Abstract
Borderline personality disorder (BPD) and antisocial personality disorder (ASPD) are the two most frequently diagnosed and researched DSM-5 personality disorders, and both are characterized by high levels of trait neuroticism. Fatty acid amide hydrolase (FAAH), an enzyme of the endocannabinoid system (ECS), has been linked to regulation of mood through modulation of anandamide, an endocannabinoid. We hypothesized that prefrontal cortex (PFC) FAAH binding would relate to trait neuroticism in personality disorders. Thirty-one individuals with personality disorders (20 with BPD and 11 with ASPD) completed the investigation. All participants completed the revised NEO Personality Inventory, which yields standardized scores (e.g., T scores) for the traits of neuroticism, openness, conscientiousness, agreeableness, and extraversion. All participants were medication free and were not utilizing illicit substances as determined by drug urinalysis. Additionally, none of the participants had a comorbid major depressive episode, bipolar disorder, psychotic disorder, or substance use disorder. Each participant underwent one [11C]CURB PET scan. Consistent with our hypothesis, neuroticism was positively correlated with PFC FAAH binding (r = 0.42, p = 0.021), controlling for genotype. Neuroticism was also positively correlated with dorsal putamen FAAH binding (r = 0.53, p = 0.0024), controlling for genotype. Elevated brain FAAH is an endophenotype for high neuroticism in BPD and ASPD. Novel pharmacological therapeutics that inhibit FAAH could emerge as potential new treatments for BPD and ASPD with high neuroticism.
Highlights
Borderline personality disorder (BPD) and antisocial personality disorder (ASPD) are the two most frequently diagnosed and researched DSM-5 personality disorders, and both are characterized by high levels of trait neuroticism
Using [11C]CURB positron emission tomography (PET), we reported that Fatty acid amide hydrolase (FAAH) expression was elevated in the prefrontal cortex (PFC) of BPD and that PFC FAAH density correlated with measures of anger/hostility[23]
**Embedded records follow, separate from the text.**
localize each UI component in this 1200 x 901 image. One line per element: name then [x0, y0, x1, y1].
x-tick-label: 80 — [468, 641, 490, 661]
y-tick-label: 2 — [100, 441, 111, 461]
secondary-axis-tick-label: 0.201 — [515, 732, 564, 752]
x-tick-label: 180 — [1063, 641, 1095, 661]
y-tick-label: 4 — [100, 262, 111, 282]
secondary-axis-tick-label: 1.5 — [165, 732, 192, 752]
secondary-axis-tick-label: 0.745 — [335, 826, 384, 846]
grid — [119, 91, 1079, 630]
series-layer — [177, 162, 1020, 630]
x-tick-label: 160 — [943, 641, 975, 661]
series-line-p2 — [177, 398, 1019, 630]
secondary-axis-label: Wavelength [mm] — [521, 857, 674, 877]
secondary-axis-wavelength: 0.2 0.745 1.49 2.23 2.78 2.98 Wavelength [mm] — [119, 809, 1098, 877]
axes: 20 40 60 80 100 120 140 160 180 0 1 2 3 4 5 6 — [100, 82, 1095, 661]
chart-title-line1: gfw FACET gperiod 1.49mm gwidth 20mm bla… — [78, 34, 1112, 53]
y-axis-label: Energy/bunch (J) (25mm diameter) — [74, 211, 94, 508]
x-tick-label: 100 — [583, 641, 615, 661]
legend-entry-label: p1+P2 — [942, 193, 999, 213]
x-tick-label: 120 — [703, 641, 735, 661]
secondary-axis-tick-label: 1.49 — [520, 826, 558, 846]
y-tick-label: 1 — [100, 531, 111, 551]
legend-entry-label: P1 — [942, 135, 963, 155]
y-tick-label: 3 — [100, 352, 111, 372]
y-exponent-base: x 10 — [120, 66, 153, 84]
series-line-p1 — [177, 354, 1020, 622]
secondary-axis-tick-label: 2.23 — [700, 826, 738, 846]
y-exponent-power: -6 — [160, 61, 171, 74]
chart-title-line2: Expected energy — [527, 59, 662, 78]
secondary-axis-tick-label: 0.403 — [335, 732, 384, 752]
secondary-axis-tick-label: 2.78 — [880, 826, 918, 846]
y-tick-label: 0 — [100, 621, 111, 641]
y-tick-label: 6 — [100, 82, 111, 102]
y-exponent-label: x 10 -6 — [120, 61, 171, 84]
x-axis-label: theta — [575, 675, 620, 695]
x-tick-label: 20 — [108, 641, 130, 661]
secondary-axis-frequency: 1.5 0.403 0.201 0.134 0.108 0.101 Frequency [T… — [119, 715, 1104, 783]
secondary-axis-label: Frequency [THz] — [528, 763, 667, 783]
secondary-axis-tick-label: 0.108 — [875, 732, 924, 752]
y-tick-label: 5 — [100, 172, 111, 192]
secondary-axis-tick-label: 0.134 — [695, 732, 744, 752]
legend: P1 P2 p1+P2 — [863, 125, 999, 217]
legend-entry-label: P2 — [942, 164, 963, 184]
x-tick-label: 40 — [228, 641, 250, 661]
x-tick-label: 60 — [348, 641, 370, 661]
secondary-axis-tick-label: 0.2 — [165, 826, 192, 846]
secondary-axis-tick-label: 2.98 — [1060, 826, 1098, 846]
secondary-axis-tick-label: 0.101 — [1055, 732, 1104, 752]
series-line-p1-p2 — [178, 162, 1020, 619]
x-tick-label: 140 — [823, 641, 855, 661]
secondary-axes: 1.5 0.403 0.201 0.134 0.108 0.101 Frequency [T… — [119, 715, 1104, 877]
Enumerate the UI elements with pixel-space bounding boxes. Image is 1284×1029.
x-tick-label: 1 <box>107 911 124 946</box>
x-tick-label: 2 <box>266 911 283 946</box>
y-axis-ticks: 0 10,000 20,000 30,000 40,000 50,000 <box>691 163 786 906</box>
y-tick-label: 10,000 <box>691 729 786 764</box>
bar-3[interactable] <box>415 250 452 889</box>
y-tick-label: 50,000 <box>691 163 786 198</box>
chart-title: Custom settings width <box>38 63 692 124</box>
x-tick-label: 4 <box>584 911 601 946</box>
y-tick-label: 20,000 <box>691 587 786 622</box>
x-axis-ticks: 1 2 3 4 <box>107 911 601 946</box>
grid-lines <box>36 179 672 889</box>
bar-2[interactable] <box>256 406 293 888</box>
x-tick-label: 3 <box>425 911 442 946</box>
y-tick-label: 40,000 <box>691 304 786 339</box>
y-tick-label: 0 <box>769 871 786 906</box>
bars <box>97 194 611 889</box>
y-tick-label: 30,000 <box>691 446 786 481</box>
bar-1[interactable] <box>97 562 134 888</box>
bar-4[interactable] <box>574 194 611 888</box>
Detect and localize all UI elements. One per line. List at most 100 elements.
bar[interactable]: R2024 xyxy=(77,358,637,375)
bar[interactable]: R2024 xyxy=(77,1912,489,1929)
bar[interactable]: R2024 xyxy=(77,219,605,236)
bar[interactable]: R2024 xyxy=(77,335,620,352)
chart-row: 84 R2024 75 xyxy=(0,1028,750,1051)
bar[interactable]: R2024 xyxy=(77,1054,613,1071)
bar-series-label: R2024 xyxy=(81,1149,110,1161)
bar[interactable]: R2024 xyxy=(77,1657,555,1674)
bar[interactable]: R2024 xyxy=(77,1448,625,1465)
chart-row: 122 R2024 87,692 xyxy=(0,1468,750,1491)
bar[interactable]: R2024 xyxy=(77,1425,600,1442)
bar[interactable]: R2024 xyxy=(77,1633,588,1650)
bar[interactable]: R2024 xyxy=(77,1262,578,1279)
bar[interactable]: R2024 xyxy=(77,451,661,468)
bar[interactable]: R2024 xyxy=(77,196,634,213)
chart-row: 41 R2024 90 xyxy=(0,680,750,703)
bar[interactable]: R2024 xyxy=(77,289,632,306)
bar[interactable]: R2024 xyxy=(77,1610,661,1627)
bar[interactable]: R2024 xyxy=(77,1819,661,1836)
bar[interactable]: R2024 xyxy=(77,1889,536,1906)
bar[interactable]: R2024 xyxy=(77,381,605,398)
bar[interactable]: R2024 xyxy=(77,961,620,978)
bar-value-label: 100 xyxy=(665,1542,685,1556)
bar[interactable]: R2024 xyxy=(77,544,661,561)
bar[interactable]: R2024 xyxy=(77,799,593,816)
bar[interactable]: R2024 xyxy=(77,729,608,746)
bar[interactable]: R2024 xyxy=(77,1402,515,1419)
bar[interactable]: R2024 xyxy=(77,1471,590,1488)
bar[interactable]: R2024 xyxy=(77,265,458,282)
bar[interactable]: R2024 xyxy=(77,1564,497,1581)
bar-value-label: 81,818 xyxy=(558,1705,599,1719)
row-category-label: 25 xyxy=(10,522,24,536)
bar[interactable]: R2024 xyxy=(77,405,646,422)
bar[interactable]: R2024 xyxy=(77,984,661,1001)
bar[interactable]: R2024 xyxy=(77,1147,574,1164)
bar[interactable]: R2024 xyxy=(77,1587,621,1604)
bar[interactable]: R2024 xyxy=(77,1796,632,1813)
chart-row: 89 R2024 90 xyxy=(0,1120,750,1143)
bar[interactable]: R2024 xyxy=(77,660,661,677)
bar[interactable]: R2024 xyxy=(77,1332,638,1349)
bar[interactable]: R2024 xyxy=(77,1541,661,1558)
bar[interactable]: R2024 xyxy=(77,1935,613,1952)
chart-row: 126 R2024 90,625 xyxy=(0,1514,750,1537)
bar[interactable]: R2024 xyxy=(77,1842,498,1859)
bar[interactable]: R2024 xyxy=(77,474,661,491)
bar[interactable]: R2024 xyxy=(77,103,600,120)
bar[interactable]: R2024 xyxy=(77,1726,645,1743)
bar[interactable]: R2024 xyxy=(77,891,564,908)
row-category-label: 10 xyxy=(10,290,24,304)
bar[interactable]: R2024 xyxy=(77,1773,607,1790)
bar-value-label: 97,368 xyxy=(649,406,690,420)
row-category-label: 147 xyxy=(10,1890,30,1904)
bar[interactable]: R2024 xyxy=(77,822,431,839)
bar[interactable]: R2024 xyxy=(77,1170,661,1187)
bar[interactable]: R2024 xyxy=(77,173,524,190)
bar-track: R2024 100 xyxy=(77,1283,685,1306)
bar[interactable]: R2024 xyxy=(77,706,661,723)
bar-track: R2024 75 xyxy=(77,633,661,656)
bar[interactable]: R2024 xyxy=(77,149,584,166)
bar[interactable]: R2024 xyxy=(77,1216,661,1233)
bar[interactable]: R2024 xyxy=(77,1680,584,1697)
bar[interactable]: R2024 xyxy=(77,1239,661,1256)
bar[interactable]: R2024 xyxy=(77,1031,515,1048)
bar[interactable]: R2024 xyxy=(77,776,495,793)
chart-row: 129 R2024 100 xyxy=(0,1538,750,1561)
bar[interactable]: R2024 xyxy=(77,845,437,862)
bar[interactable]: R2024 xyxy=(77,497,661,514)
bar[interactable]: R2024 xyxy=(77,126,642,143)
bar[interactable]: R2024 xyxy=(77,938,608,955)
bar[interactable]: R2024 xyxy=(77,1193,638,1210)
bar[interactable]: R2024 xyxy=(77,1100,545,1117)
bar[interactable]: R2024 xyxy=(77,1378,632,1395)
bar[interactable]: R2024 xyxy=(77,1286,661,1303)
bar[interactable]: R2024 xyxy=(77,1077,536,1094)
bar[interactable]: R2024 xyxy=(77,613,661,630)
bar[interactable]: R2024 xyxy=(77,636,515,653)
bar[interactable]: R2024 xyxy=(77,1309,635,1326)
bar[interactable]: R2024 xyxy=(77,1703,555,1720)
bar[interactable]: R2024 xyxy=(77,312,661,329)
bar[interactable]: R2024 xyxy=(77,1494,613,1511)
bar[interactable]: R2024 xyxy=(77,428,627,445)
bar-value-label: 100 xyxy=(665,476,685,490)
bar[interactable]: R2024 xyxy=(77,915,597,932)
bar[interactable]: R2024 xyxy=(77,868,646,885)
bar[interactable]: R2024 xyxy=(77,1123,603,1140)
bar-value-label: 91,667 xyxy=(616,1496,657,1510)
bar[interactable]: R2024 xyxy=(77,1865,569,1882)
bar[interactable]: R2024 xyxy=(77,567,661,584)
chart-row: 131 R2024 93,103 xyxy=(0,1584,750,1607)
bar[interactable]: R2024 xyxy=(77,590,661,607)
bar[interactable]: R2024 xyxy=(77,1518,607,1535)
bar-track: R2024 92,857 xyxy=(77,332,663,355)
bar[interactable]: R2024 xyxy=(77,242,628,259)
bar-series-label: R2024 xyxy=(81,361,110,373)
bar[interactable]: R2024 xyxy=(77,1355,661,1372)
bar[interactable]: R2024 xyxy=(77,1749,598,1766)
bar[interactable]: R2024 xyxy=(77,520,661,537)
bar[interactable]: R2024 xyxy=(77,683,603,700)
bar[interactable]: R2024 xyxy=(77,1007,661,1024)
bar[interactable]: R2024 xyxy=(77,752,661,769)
PFC [11C] CURB λk[3] was significantly correlated with neuroticism facets anxiety (r = 0.42, p = 0.023) and self-consciousness (r = 0.37, p = 0.047), controlling for genotype, these results were uncorrected for multiple comparisons
Summary
Borderline personality disorder (BPD) and antisocial personality disorder (ASPD) are the two most frequently diagnosed and researched DSM-5 personality disorders, and both are characterized by high levels of trait neuroticism. Neuroticism is one of the Big Five dimensional domains of personality that encompasses individual differences in negative emotional responding to frustration, threat, or loss[1–4] It is operationally defined by items, which, in aggregate, reflect anger, sadness, irritability, self-consciousness, vulnerability, worry, and hostility that correlate well with one another in factor analyses[1–3]. Neuroticism is associated with manifestations of psychological illness, such as mood and anxiety disorders; adverse physical health outcomes; and poorer quality of life[1], comparably less is known about its neurochemical substrate, especially in common mental disorders. This gap in the literature hinders development of new therapeutics that could serve to mitigate the effects of high neuroticism. Enzymatic regulation of AEA by FAAH is able to indirectly control CB1R signaling and ostensibly modulate cognitive processes underlying mood and anxiety s ymptoms[22]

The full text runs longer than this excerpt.